4. Nous avons constaté le rôle déterminant du trio salésien : les pères Smeets-Lehaen-Picron. Sans leur esprit d’initiative, leur endurance dans les négociations, leur collaboration très active avec les autorités de l’Etat, la fondation de l’E.P.O. serait probablement restée un beau rêve ou même une chimère dans le sens que le projet de fondation aurait pu échapper à l’Eglise catholique et aux Salésiens.
Quel a été l’impact du père Smeets sur la mise en place de l’école ? Dans un premier temps, il ne semblait pas pressé à s’en occuper, sans doute parce que déjà fort occupé au Collège Saint François de Sales. Mais il a commencé à se dévouer à cette tâche après une demande explicite de son Provincial. Son rôle a été décisif quand il s’est agi de mettre la dernière main à la rédaction de la convention entre le Gouvernement et la Congrégation salésienne. C’est lui aussi qui signera, en 1953, la version définitive de la convention après avoir obtenu plusieurs modifications en faveur de la Congrégation.
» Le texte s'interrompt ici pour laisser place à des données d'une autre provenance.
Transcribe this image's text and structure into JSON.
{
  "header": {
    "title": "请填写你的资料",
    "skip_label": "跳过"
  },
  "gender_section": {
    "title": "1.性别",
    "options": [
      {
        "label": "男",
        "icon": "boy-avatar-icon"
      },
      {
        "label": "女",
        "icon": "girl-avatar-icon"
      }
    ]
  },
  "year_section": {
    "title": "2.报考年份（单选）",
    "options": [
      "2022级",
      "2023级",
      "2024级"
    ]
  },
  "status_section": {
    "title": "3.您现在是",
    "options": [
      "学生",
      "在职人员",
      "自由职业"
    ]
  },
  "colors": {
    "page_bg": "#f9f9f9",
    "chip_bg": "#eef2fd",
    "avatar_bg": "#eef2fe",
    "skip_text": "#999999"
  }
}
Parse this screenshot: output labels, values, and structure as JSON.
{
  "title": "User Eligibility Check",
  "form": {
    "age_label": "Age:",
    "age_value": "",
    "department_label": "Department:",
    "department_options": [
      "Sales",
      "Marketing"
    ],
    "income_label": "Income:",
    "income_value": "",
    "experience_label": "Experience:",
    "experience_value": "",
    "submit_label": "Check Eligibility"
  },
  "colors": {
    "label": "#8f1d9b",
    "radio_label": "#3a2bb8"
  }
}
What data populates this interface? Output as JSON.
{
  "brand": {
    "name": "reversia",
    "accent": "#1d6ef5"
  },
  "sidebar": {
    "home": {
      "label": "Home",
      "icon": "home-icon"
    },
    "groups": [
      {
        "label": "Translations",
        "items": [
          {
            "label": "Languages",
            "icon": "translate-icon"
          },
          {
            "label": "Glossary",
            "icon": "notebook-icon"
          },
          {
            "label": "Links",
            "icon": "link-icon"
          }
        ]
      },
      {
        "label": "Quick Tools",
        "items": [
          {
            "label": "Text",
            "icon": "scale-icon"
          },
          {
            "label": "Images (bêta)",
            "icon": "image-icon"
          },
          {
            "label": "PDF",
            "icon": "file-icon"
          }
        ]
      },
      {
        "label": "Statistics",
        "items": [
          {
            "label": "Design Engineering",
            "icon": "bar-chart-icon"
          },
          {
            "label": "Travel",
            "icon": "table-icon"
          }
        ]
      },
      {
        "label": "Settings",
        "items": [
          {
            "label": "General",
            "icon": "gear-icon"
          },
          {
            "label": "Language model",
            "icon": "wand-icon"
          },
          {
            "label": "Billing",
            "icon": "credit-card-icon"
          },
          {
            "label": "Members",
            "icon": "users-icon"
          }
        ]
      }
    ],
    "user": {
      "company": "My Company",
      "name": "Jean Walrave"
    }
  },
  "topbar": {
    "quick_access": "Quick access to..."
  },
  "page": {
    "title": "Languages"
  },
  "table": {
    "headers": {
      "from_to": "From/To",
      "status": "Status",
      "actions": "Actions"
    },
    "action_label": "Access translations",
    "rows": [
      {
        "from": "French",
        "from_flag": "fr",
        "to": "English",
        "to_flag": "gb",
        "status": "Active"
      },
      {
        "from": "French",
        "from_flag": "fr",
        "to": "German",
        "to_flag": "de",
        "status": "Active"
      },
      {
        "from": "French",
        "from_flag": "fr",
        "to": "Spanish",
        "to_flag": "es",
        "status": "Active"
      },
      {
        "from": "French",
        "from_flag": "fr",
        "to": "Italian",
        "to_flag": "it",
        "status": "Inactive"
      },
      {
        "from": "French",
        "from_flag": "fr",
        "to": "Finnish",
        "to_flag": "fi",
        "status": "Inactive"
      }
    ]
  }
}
Il faut citer ensuite le père Lehaen dont le rôle ne peut pas être sous-estimé ; d’abord comme provincial entre 1946 et 1952, accueillant favorablement l’avant-projet. Puis, en tant que Délégué du provincial au Congo, entre 1952 et 1958, en parfaite collaboration avec le père Picron devenu à son tour Provincial . Le père Lehaen a beaucoup aidé dans la mise au point du projet de la nouvelle école et dans sa réalisation pratique. Dès 1955, il combinera même la tâche de délégué des Salésiens du Congo, avec celle de directeur de la communauté salésienne qui prit en charge l’école professionnelle. Il sera donc à la tête de cette école jusqu’en 1958. Homme de précision, il veillait au moindre détail, informait rapidement et correctement son provincial, et exécutait tout avec une ponctualité sans faille.
En troisième, mais pas en dernier lieu, il faut souligner le rôle capital joué par le père Picron qui fut d’abord délégué du provincial au Congo (1949-1952), puis provincial de la province belgo-congolaise dans son ensemble (1952-1952). En ce qui concerne l’école professionnelle, on a pu constater qu’il fut impliqué du début à la fin dans toutes les tractations avec les autorités coloniales, ecclésiastiques et salésiennes. Il s’est engagé avec ferveur et ténacité dans la définition des grandes options, l’emplacement définitif, et l’organisation scolaire. La future école lui semblait dès le début une œuvre destinée à un grand avenir salésien quant à sa mission à l’égard de la jeunesse évilloise.